Shakespearean plays have a rich history of inspiring obscure film adaptations (The Lion King springs to mind), and The Tempest furthers the tradition. The 1948 western Yellow Sky is a subtle-yet-solid adaptation of the play: Fleeing a bank robbery, a band of outlaws stumble across an old man and his daughter in an abandoned town. Magic is swapped for gold, while Caliban is paralleled by a band of Apache.


A Brief Tragicomedy

With only 2,600 lines and roughly 17,233 words (as printed in the First Folio), The Tempest is one of Shakespeare's shortest plays.
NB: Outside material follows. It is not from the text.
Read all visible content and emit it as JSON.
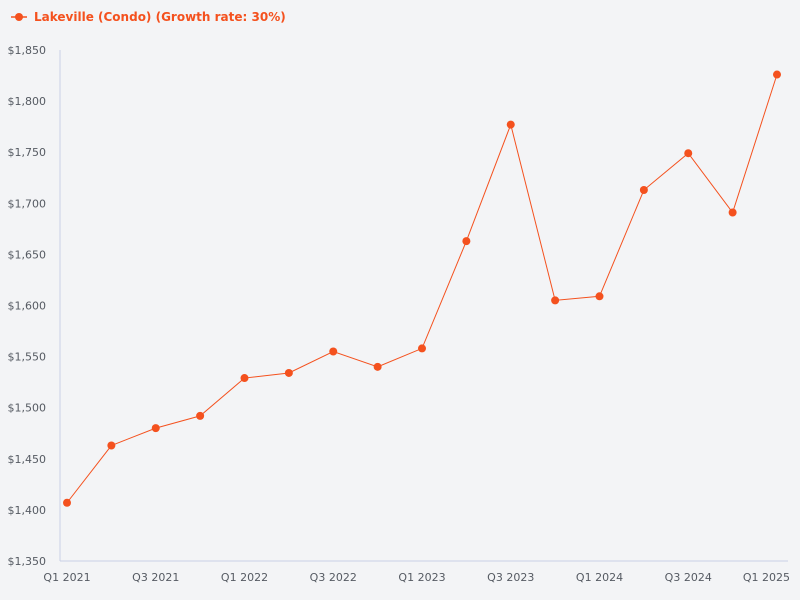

Only A Midsummer Night's Dream (16,511) and A Comedy of Errors (14,701) contain fewer words.


Performed In Thin Air

With 21 productions, The Tempest is the most performed Shakespeare play in the history of BBC Radio broadcasting.


The Final Solo Work

Assuming it was written in or before 1611, the majority of scholars agree that The Tempest is Shakespeare's final solo work. Of the three works believed to have been written after The Tempest, the authorship of Cardenio remains ambiguous, Henry VIII is believed to have been written with John Fletcher, as is The Two Nobel Kinsmen.


The Moons of Uranus

Thanks to a precedent set by John Herschel, son of astronomer William Herschel who discovered Uranus, two regular moons and seven of the outermost moons of Uranus are named after characters from The Tempest. These include Ariel, Miranda, Caliban, Sycorax, Prospero, Setebos, Stephano, Trinculo, Francisco and Ferdinand.


Shakespeare's Musical?

The Tempest contains more music and musical interludes than any other Shakespeare play. Two arrangements that might have been used in Shakespeare's time still exist - one for "Full Fathom Five" and another for "Where The Bee Sucks There Suck I", both printed in the 1659 publication Cheerful Ayres or Ballads'. The scores are attributed to Robert Johnson, who regularly composed for the King's Men.


Varying popularity

Once the Puritans brought an end to English Renaissance theatre in 1642, The Tempest dropped out of the public eye. When the Restoration reinstated the right to perform plays in theatres, adapted versions of The Tempest overshadowed Shakespeare's original work - such as Sir William Davenant and John Dryden's The Enchanted Island. It wasn't until William Charles Macready's influential production in 1838 that Shakespeare's script regained prominence.


A rigid structure

Unlike most of his plays, The Tempest sees Shakespeare conform to Aristotle's unities - the neoclassical notion that drama should follow three rules: unity of action (a play should have one main plot line with few distractions), unity of place (it should take place in one physical space) and the unity of time (the action fit within 24 hours). In the final act, Alonso even declares that the action of the play takes place in around three hours.


An space-aged legacy

The first British satellites have furthered the other-worldly legacy of The Tempest's characters with a fitting tribute: The Ariel 1 was the first British satellite in space, launched by Nasa in 1962, in addition to six other Ariel satellites developed between 1962 and 1979. In 1971, the Black Arrow R3 rocket launched "Prospero X-3", the only British satellite to be launched using a British rocket.